Her poor bakery. Those two trees they managed to pull out of the wreckage already must have been flung by the wind. Rose shuddered at the thought of what kind of force it took to do that, and was glad she hadn’t been out when it happened. Even if she did almost die because of it and would have been perfectly fine if she stayed home. The snow really didn’t seem that bad last night.
She trudged up to the front door, still standing, and opened it. Inside was hive of activity. Men lifted beams and stones, hefting the debris and getting it out of the way. The Sheriff followed her in and whistled shrilly to get everyone’s attention. Those working here included Scott the adventurer, of course. The rest were all townsfolk she knew well enough.
“Folks,” Sheriff Ben called out, “Rose needs to take a look around to see what she can salvage, so let’s help her out with that. You, your name is Scott, right? Miss Rose has a spare room you can use tonight.”
Wonderful. Rose sighed and wished he hadn’t said that quite so loud in such a public way. It would be all over town by nightfall that Rose was hosting a virile young man for the night, one of those stranger survivors, and we all know what that means, right? Nudge, nudge, wink, wink. She forced herself to smile, and felt certain it was very fake.
“I appreciate that, Miss Rose. Can I escort you through the debris?” Scott offered her his gloved hand with a pleasant, disarming smile.
She clenched her jaws together so hard it hurt. Who dd he think he was? Escorting her through her own bakery, indeed! “No, thank you, that won’t be necessary.”
“Oh, Rose, stop trying to be so damned self-sufficient for five minutes.” Sheriff Ben grabbed her mitten covered hand and stuck it in Scott’s before he could withdraw the offer. “Footing here is treacherous. Let’s not have you twisting your ankle or anything.” The Sheriff turned and left, his work here done for now.
One corner of Scott’s mouth tugged up in a grin as he pulled her forward. “I just want to make sure you don’t get hurt, Rose.”
Apparently, if left to her own devices, she would trip and fall and kill herself. Couldn’t have that, not when there was a chance to maybe pair her off with some man who had a firm hand and would fix whatever nonexistent problem these men seemed to think she had. Individual thought, perhaps, or childlessness. She gave him another very fake smile and let him guide her through the disaster area. At least he did actually do something of value when he prevented her from stepping on some broken glass.
It was so sad to see how much was broken or spilled out an unusable. Flour paste was everywhere, mixed with herbs and spices. The cheese seemed fine, at least, and all her dried fruit was still good. Most of her jams and jellies were lost, and some of her equipment was bent or broken beyond repair. She collected everything she could save outside the front door, Scott helping her carry things.
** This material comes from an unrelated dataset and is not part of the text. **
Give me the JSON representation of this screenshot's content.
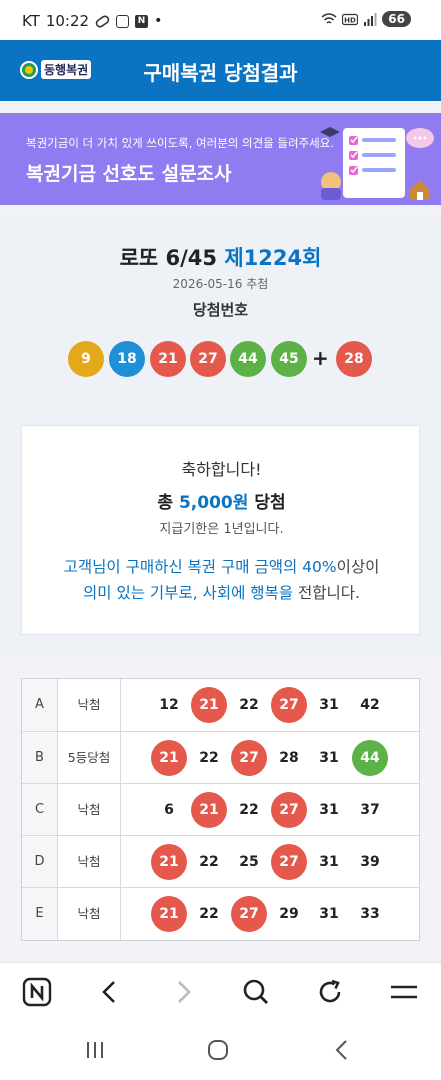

On her third trip, she caught sight Ada hurrying up the cleared path and stopped to wait for her. The girl ran right up and hugged her. “Oh, Rose, I’m sorry I was here earlier! I figured we’d be closed today and only just heard what happened. I’m so sorry.”
“It’s okay, Ada.” Rose patted her on the back and gave her a good squeeze. “Everyone is fine, and we’ll get back to working order soon. Until then, you should go home and keep warm. Come over to my house tomorrow morning, and we’ll do what we can.”
“Are you sure?” Ada gave Rose her earnest ‘I’m not useless’ look. “I could help. Are you planning to take all of this home? I can start carrying it all.”
“If you want to, sure. Kent is home, have him help, too.” As she turned to go back inside, she saw Ada bending down to scoop up an armful. That would make everything go quicker, and she should have thought to send someone for her sooner. She wasn’t sure why she didn’t, but decided to blame Scott and Sheriff Ben. Maybe she ought to blame Kent, too, for good measure.
An hour or so later, she had all the ingredients she was going to salvage, and was almost done pulling out her baking tools. By then, the swarm of men was done pulling out the large pieces of stone and wood, and was now working on cleaning up the tavern next door. Rose took a minute to rest, leaning against the counter, while Scott came back from the front, hands empty again.
He stopped before getting close and looked down at her with an indulgent smile. “Are we done?”
“No, not quite.” She wanted to slap that look right off his face. Like she needed his approval or worse, affection. “You can go help with other things, you know.”
“Sure,” he shrugged, “I could. But I’m a stranger and a volunteer, so I can do whatever I want, and I choose helping the baker.”
“And why’s that?”
The way his brows went up was probably caused by how surly she sounded. He grinned, though. “Because I like bread.”
“I’ll bet you do,” she grumbled.
He pretended not to hear that, picking up his cup of water and taking a drink. “The sooner we finish here, the sooner you can go home and bake things, while I stay behind and help out at the tavern.”
She jumped to her feet and got back to work.